Janvier 1904: la révolte des Hereros contre le colonialisme allemand
En août dernier, des crânes humains datant du début du XXe siècle étaient remis par l’Allemagne aux autorités namibiennes. Appartenant à des membres des peuples herero et nama, ils avaient alors été envoyés sur le vieux continent pour prouver scientifiquement la supériorité des Germaniques sur les non-Blancs. Un reliquat du passé colonial relativement méconnu de l’Allemagne.
On a en effet tendance à l’oublier: historiquement l’expansionnisme allemand contemporain ne se réduit pas aux velléités nazies des années 1930 et 1940. Au cours du dernier quart du XIXe siècle, l’Allemagne intègre le concert des nations colonisatrices en s’appropriant notamment des territoires dans le Sud-Ouest africain. C’est là, dans l’actuelle Namibie, que se déroule l’un des premiers crimes de masse d’un XXe siècle naissant.
«Sous protection» du Reich depuis 1884, ces territoires ont rapidement été constitués en colonies de peuplement. Ils sont voués à recevoir une importante émigration allemande dans les décennies suivantes. Pour ce faire, les colons ont exproprié les populations natives et accaparé d’immenses domaines terriens. Le 12 janvier 1904, mené par son leader Samuel Maharero, le peuple herero se soulève contre l’occupant au cours d’une révolte qui fait plus d’une centaine de morts parmi les Allemands. Alors que l’empereur Guillaume II à Berlin privilégie un temps la solution politique, il décide finalement de faire intervenir le général Lothar von Trotha, vétéran de la guerre des Boxers et célèbre pour ses nombreuses exactions commises sur la population chinoise.

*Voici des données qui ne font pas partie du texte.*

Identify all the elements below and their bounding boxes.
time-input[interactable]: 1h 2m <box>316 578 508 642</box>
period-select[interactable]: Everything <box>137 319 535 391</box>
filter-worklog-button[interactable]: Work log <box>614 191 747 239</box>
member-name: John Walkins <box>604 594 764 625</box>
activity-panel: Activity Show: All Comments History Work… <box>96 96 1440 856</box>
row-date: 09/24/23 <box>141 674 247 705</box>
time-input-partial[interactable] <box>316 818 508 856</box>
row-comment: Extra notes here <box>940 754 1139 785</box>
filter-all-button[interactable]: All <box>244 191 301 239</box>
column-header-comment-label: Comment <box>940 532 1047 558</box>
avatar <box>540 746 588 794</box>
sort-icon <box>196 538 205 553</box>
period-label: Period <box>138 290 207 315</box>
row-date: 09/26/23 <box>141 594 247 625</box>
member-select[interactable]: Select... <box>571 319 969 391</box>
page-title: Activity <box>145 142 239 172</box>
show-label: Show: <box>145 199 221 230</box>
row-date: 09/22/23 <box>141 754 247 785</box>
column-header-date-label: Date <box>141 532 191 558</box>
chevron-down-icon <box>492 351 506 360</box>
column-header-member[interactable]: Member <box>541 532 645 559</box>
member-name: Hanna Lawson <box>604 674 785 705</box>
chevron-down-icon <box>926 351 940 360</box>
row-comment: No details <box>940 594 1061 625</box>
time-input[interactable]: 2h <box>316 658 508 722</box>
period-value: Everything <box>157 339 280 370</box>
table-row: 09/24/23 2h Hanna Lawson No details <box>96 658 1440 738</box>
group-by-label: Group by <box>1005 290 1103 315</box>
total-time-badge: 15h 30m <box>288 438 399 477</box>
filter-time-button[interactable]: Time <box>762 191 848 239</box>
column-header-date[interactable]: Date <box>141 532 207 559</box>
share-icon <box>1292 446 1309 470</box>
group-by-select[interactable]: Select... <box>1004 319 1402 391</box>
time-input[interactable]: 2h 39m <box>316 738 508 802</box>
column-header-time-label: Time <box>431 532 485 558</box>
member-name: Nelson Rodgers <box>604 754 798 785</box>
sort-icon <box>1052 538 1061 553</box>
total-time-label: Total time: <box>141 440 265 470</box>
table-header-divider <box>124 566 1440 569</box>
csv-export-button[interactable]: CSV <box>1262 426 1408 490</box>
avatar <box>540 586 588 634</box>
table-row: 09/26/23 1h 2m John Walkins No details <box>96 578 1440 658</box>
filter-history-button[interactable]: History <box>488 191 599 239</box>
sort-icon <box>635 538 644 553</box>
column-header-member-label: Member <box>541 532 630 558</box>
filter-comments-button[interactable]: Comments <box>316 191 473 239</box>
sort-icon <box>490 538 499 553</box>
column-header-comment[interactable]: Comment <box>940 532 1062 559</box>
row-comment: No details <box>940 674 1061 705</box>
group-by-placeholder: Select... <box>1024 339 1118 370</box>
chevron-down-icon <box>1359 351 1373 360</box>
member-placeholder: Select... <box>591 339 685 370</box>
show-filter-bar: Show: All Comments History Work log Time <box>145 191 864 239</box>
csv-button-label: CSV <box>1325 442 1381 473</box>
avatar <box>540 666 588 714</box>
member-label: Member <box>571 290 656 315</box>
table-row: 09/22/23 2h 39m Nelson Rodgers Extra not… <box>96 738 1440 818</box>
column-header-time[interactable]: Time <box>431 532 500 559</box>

Le 11 août de la même année, von Trotha et 1500 de ses hommes attaquent les Hereros au cours de la bataille de Waterberg, du nom du plateau où se sont regroupés les partisans de Maharero. Après leur victoire, les troupes du Reich pourchassent plusieurs jours durant les convois de femmes et d’enfants qui fuient les affrontements avec leurs troupeaux en s’enfonçant dans le désert du Kalahari. Beaucoup de ceux qui parviennent à leur échapper succombent par la suite, le plus souvent par manque d’eau et de nourriture.
A peine deux mois plus tard, un ordre d’extermination est émis par von Trotha, qui ordonne aux soldats d’abattre «tout Herero avec ou sans arme, avec ou sans bétail». Ceux-ci ne sont désormais plus considérés comme sujets allemands et ont pour obligation de quitter le territoire sous peine d’être tués. Quelques mois plus tard, l’ordre de von Trotha est levé par Berlin et il est décidé de parquer dans des camps de concentration les populations hereros. Les conditions de vie inhumaines qui y règnent font des milliers de nouvelles victimes.
Trois ans plus tard, plus de 60’000 Hereros, soit près de 80% de leur communauté, ont été tués par les troupes du Reich. A cela s’ajoutent les 20’000 représentants des Namas qui se sont joints à la rébellion anticoloniale. L’ampleur des massacres est telle qu’elle a conduit plusieurs historiens à parler de premier génocide du XXe siècle.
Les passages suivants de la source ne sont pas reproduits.